Falhas policiais são “extremamente comuns”
Estudos realizados em Queensland sugerem que quase metade das mulheres mortas pelos seus parceiros já tinham sido anteriormente rotuladas pela polícia como perpetradoras de violência doméstica.
Em Setembro, Queensland aprovou novas leis que permitem à polícia emitir avisos de protecção contra violência doméstica e familiar com a duração de um ano, o que, segundo os defensores das mulheres, poderia amplificar o problema das vítimas serem “erroneamente identificadas” como criminosas.
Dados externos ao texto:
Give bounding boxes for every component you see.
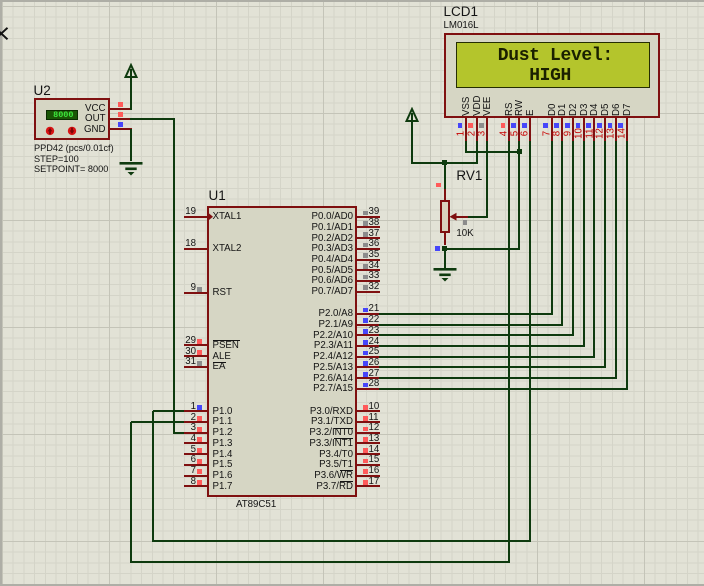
U1 INT1 overline	[334, 438, 354, 439]
U1 pin 3 (P1.2)	[184, 432, 208, 434]
U1 pin 5 (P1.4)	[184, 453, 208, 455]
U1 pin 1 (P1.0)	[184, 410, 208, 412]
U1 PSEN overline	[213, 340, 240, 341]
wire LCD RS to U1 P1.1	[508, 141, 510, 563]
MCU U1 AT89C51 body	[207, 206, 357, 497]
U2 GND pin stub	[110, 128, 132, 130]
LCD1 pin 14 (D7)	[626, 118, 628, 142]
U1 pin 4 (P1.3)	[184, 442, 208, 444]
U2 type label PPD42	[34, 144, 114, 153]
LCD text line 1	[498, 47, 613, 65]
U1 pin 26 (P2.5/A13)	[357, 366, 380, 368]
U1 pin 23 (P2.2/A10)	[357, 334, 380, 336]
origin marker X	[0, 0, 20, 50]
U1 pin 39 (P0.0/AD0)	[357, 216, 380, 218]
junction VDD/RV1	[442, 160, 447, 165]
potentiometer RV1 label	[456, 169, 482, 183]
U1 pin 2 (P1.1)	[184, 421, 208, 423]
wire power to U2 VCC	[130, 77, 132, 110]
RV1 body	[440, 200, 450, 234]
LCD text line 2	[529, 67, 571, 85]
power symbol (U2 VCC)	[118, 63, 144, 81]
wire junction to RV1 top	[444, 163, 446, 190]
sheet bottom edge	[0, 584, 704, 586]
U1 XTAL1 clock arrowhead	[208, 212, 218, 222]
LCD1 screen	[456, 42, 651, 89]
wire U1 P2.1 to LCD D1	[379, 324, 563, 326]
sheet left edge	[0, 0, 2, 586]
sensor U2 PPD42 body	[34, 98, 110, 141]
LCD1 pin 13 (D6)	[615, 118, 617, 142]
LCD1 pin 4 (RS)	[508, 118, 510, 142]
wire U1 P2.4 to LCD D4	[379, 356, 595, 358]
wire LCD VEE to RV1 wiper	[486, 141, 488, 218]
wire U1 P2.7 to LCD D7	[379, 388, 628, 390]
U1 pin 16 (P3.6/WR)	[357, 475, 380, 477]
U1 pin 15 (P3.5/T1)	[357, 464, 380, 466]
U1 pin 25 (P2.4/A12)	[357, 356, 380, 358]
wire RV1 bottom to ground	[444, 249, 446, 268]
wire power arrow down	[411, 121, 413, 164]
LCD1 pin 3 (VEE)	[486, 118, 488, 142]
wire U1 P2.3 to LCD D3	[379, 345, 585, 347]
U1 pin 29 (PSEN)	[184, 344, 208, 346]
U2 property SETPOINT	[34, 165, 108, 174]
RV1 value 10K	[456, 229, 473, 239]
sensor U2 label	[34, 84, 51, 98]
U1 pin 24 (P2.3/A11)	[357, 345, 380, 347]
wire LCD VSS to RW column	[465, 141, 467, 153]
U1 pin 17 (P3.7/RD)	[357, 485, 380, 487]
U2 pin name GND	[66, 125, 106, 135]
U1 pin 30 (ALE)	[184, 355, 208, 357]
U1 pin 27 (P2.6/A14)	[357, 377, 380, 379]
U1 pin 18 (XTAL2)	[184, 248, 208, 250]
U1 pin 21 (P2.0/A8)	[357, 313, 380, 315]
U1 pin 9 (RST)	[184, 292, 208, 294]
U1 pin 32 (P0.7/AD7)	[357, 291, 380, 293]
RV1 wiper red segment	[455, 216, 468, 218]
U1 pin 6 (P1.5)	[184, 464, 208, 466]
U2 pin name VCC	[66, 104, 106, 114]
LCD1 pin 9 (D2)	[572, 118, 574, 142]
U2 down button	[64, 123, 84, 143]
U1 pin 33 (P0.6/AD6)	[357, 280, 380, 282]
U1 pin 10 (P3.0/RXD)	[357, 410, 380, 412]
U2 OUT pin stub	[110, 118, 131, 120]
sheet top edge	[0, 0, 704, 2]
MCU U1 label	[209, 189, 226, 203]
U1 pin 8 (P1.7)	[184, 485, 208, 487]
U1 pin 35 (P0.4/AD4)	[357, 259, 380, 261]
RV1 wiper arrow	[449, 210, 471, 224]
U1 WR overline	[340, 470, 354, 471]
junction VSS/RW	[517, 149, 522, 154]
U2 value display 8000	[46, 110, 79, 121]
LCD1 pin 12 (D5)	[604, 118, 606, 142]
ground symbol (U2)	[116, 161, 146, 179]
U2 VCC pin stub	[110, 108, 132, 110]
U1 EA overline	[213, 362, 227, 363]
ground symbol (RV1)	[430, 267, 460, 285]
wire VDD rail to LCD VDD	[411, 162, 477, 164]
LCD1 type LM016L	[444, 21, 479, 31]
U1 pin 22 (P2.1/A9)	[357, 324, 380, 326]
U1 pin 31 (EA)	[184, 366, 208, 368]
LCD1 pin 6 (E)	[529, 118, 531, 142]
junction RV1 bottom	[442, 246, 447, 251]
U1 pin 34 (P0.5/AD5)	[357, 269, 380, 271]
U1 pin 38 (P0.1/AD1)	[357, 226, 380, 228]
LCD1 LM016L body	[444, 33, 661, 119]
RV1 top pin	[444, 189, 446, 201]
LCD1 pin 2 (VDD)	[476, 118, 478, 142]
wire U2 GND to ground	[130, 129, 132, 162]
RV1 bottom pin	[444, 233, 446, 246]
LCD1 label	[444, 5, 479, 19]
wire U1 P2.2 to LCD D2	[379, 334, 574, 336]
U1 pin 36 (P0.3/AD3)	[357, 248, 380, 250]
LCD1 pin 5 (RW)	[518, 118, 520, 142]
wire U2 OUT to U1 P1.2	[130, 118, 175, 120]
U2 property STEP	[34, 155, 79, 164]
LCD1 pin 1 (VSS)	[465, 118, 467, 142]
power symbol (VDD rail)	[399, 107, 425, 125]
LCD1 pin 8 (D1)	[561, 118, 563, 142]
U2 pin name OUT	[66, 114, 106, 124]
U1 pin 11 (P3.1/TXD)	[357, 421, 380, 423]
U1 RD overline	[340, 481, 354, 482]
wire LCD RW down to RV1 bottom rail	[518, 141, 520, 250]
U2 up button	[42, 123, 62, 143]
wire U1 P2.6 to LCD D6	[379, 377, 617, 379]
LCD1 pin 11 (D4)	[593, 118, 595, 142]
LCD1 pin 7 (D0)	[551, 118, 553, 142]
wire LCD E to U1 P1.0	[529, 141, 531, 542]
U1 pin 12 (P3.2/INT0)	[357, 432, 380, 434]
U1 pin 14 (P3.4/T0)	[357, 453, 380, 455]
U1 pin 28 (P2.7/A15)	[357, 388, 380, 390]
U1 pin 7 (P1.6)	[184, 475, 208, 477]
wire U1 P2.5 to LCD D5	[379, 366, 606, 368]
wire U1 P2.0 to LCD D0	[379, 313, 553, 315]
U1 pin 37 (P0.2/AD2)	[357, 237, 380, 239]
U1 type label AT89C51	[236, 500, 276, 510]
U1 pin 19 (XTAL1)	[184, 216, 208, 218]
LCD1 pin 10 (D3)	[583, 118, 585, 142]
U1 pin 13 (P3.3/INT1)	[357, 442, 380, 444]
U1 INT0 overline	[334, 428, 354, 429]
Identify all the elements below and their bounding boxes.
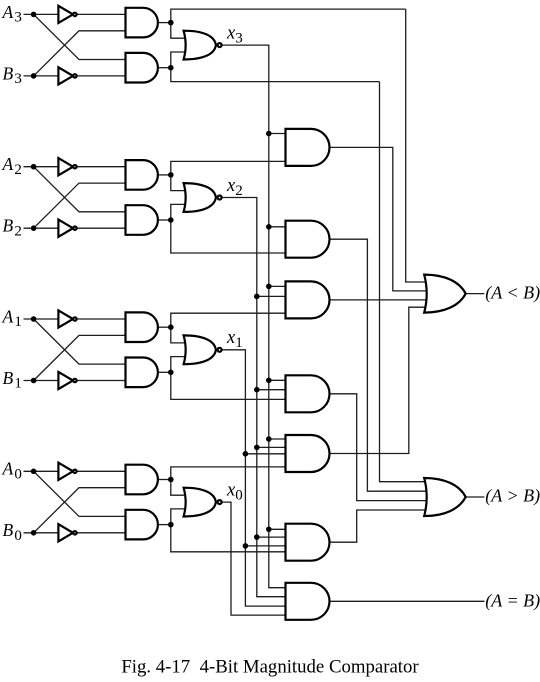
svg-text:B0: B0	[3, 520, 22, 544]
svg-text:A1: A1	[2, 306, 22, 330]
svg-text:B3: B3	[3, 63, 22, 87]
svg-text:B2: B2	[3, 216, 22, 240]
svg-text:(A = B): (A = B)	[485, 591, 540, 612]
svg-text:x1: x1	[226, 328, 243, 351]
svg-text:A0: A0	[2, 459, 22, 483]
svg-text:A2: A2	[2, 154, 22, 178]
svg-text:A3: A3	[2, 2, 22, 26]
svg-text:x0: x0	[226, 480, 243, 503]
svg-text:x2: x2	[226, 176, 243, 199]
svg-text:B1: B1	[3, 368, 22, 392]
svg-text:(A > B): (A > B)	[485, 485, 540, 506]
svg-text:Fig. 4-17 4-Bit Magnitude Com: Fig. 4-17 4-Bit Magnitude Comparator	[121, 657, 419, 678]
svg-text:(A < B): (A < B)	[485, 282, 540, 303]
svg-text:x3: x3	[226, 24, 243, 47]
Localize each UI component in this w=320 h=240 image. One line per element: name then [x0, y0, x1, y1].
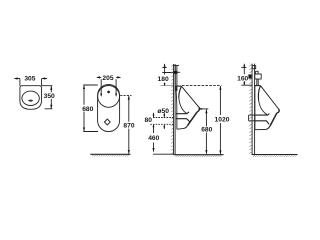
dim 160 ticks [241, 67, 252, 85]
urinal neck right side [179, 87, 181, 99]
urinal bottom edge [177, 127, 184, 130]
svg-text:870: 870 [123, 123, 134, 130]
dim 205 arrows outward [97, 76, 120, 78]
urinal rim diagonal view4 [261, 86, 279, 109]
pipe nut [174, 71, 177, 74]
dim 305 arrows outward [15, 78, 47, 80]
dim 350 line with arrows [50, 86, 52, 109]
urinal back edge view4 [254, 86, 256, 130]
dim 1020 line [219, 86, 221, 154]
floor hatch view 4 [253, 155, 297, 157]
outlet spigot top bar [176, 112, 189, 114]
urinal inner bowl curve view4 [259, 100, 268, 115]
fitting to collar lines [257, 79, 258, 85]
urinal lip curl view4 [277, 109, 279, 113]
capsule outline [98, 84, 120, 131]
floor hatch view 2 [92, 155, 129, 157]
svg-text:160: 160 [237, 75, 248, 82]
dim o50 leader [163, 113, 165, 117]
dim 80 arrows at x=153.5 [153, 113, 155, 130]
inlet fitting box [255, 74, 261, 79]
urinal bottom diagonal view4 [270, 113, 277, 126]
dim 680 right ext with left arrow [200, 108, 209, 110]
outlet spigot top bar view4 [254, 114, 269, 116]
dim 350 extension lines [42, 86, 53, 109]
inlet stub [256, 71, 259, 74]
pipe top tick [173, 64, 179, 66]
svg-text:460: 460 [148, 135, 159, 142]
urinal collar top [176, 85, 182, 87]
urinal body plan outline [20, 86, 42, 110]
floor line view 3 [174, 154, 224, 156]
inlet pipe [175, 65, 177, 91]
urinal foot curl [184, 125, 187, 128]
svg-text:680: 680 [201, 127, 212, 134]
floor line view 4 [252, 154, 298, 156]
wall hatch [171, 65, 173, 154]
dim 180 ticks [162, 68, 171, 73]
dim 460 line [153, 130, 155, 152]
urinal bottom diagonal [188, 112, 198, 126]
bowl rim circle [98, 86, 120, 108]
urinal rim diagonal [182, 86, 199, 107]
spigot axis dashes [150, 118, 173, 125]
dim 1020 top ext dashed [182, 84, 222, 86]
dim 870 line [128, 96, 130, 154]
svg-text:350: 350 [44, 93, 55, 100]
dim 180 line [164, 64, 166, 86]
dim 460 bottom ext [153, 153, 173, 155]
urinal collar top view4 [254, 85, 260, 87]
urinal foot curl view4 [266, 126, 270, 129]
outlet spigot through wall view4 [249, 115, 254, 121]
dim 205 extension lines into bowl with down arrows [101, 79, 116, 95]
svg-text:ø50: ø50 [157, 108, 169, 115]
wall hatch [249, 64, 252, 153]
outlet diamond [104, 119, 110, 125]
wall line double [252, 64, 255, 155]
extra up arrow at x=164.3 [163, 125, 165, 129]
dim 680 left line [83, 85, 85, 131]
wall inlet box [252, 66, 255, 69]
dim 160 line [243, 64, 245, 85]
urinal neck right side view4 [258, 86, 260, 100]
drain lens [29, 100, 33, 101]
svg-text:680: 680 [82, 106, 93, 113]
outlet spigot bottom bar [176, 119, 190, 123]
supply elbow block [248, 74, 251, 78]
dim 680 right line [205, 109, 207, 153]
svg-text:80: 80 [144, 117, 152, 124]
inlet hole dot [107, 91, 110, 94]
wall line double [174, 64, 176, 155]
dim 305 extension lines [20, 79, 42, 86]
svg-text:180: 180 [158, 76, 169, 83]
urinal top ext tick [161, 84, 174, 86]
outlet spigot bottom bar view4 [254, 121, 269, 124]
svg-text:205: 205 [102, 75, 113, 82]
dim 870 right: top extension dash [120, 95, 131, 97]
svg-text:305: 305 [24, 76, 35, 83]
dim 680 left: extension lines [83, 85, 98, 132]
urinal back edge [176, 86, 177, 129]
urinal bottom edge view4 [254, 129, 266, 131]
urinal lip curl [197, 107, 199, 112]
floor line view 2 [90, 153, 130, 155]
svg-text:1020: 1020 [215, 116, 230, 123]
basin ellipse [22, 91, 39, 105]
urinal inner bowl back curve [179, 99, 187, 114]
pipe flange [172, 71, 181, 73]
floor hatch view 3 [176, 155, 222, 157]
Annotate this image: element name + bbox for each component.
O chefe do sindicato da polícia, Shane Prior, escreveu aos membros dos policiais dizendo: “Sem surpresa, vozes no setor DFV se alinharam contra o uso de (ordens de um ano) porque acham que não se pode confiar que será feito da maneira certa”. Ele disse que “não havia dados concretos” para apoiar as alegações de que a polícia está identificando incorretamente as vítimas.
Buxton-Namisnyk diz que é “extremamente comum” identificar problemas nas respostas da polícia ao analisar uma morte na DFV.
“Lembro-me muito claramente de que um dos meus artigos foi revisto por pares sobre o policiamento da violência doméstica e familiar, e um dos revisores disse: 'Não há nada de positivo a dizer? Houve casos de boa conduta policial antes das mortes por violência doméstica e familiar?'
“E olhei atentamente para os meus materiais e, honestamente, não havia nenhum. Era a mesma história repetidamente… seria prejudicial se as mulheres chamassem a polícia e a polícia não respondesse… ou se elas respondessem e não fizessem nada e fossem embora.”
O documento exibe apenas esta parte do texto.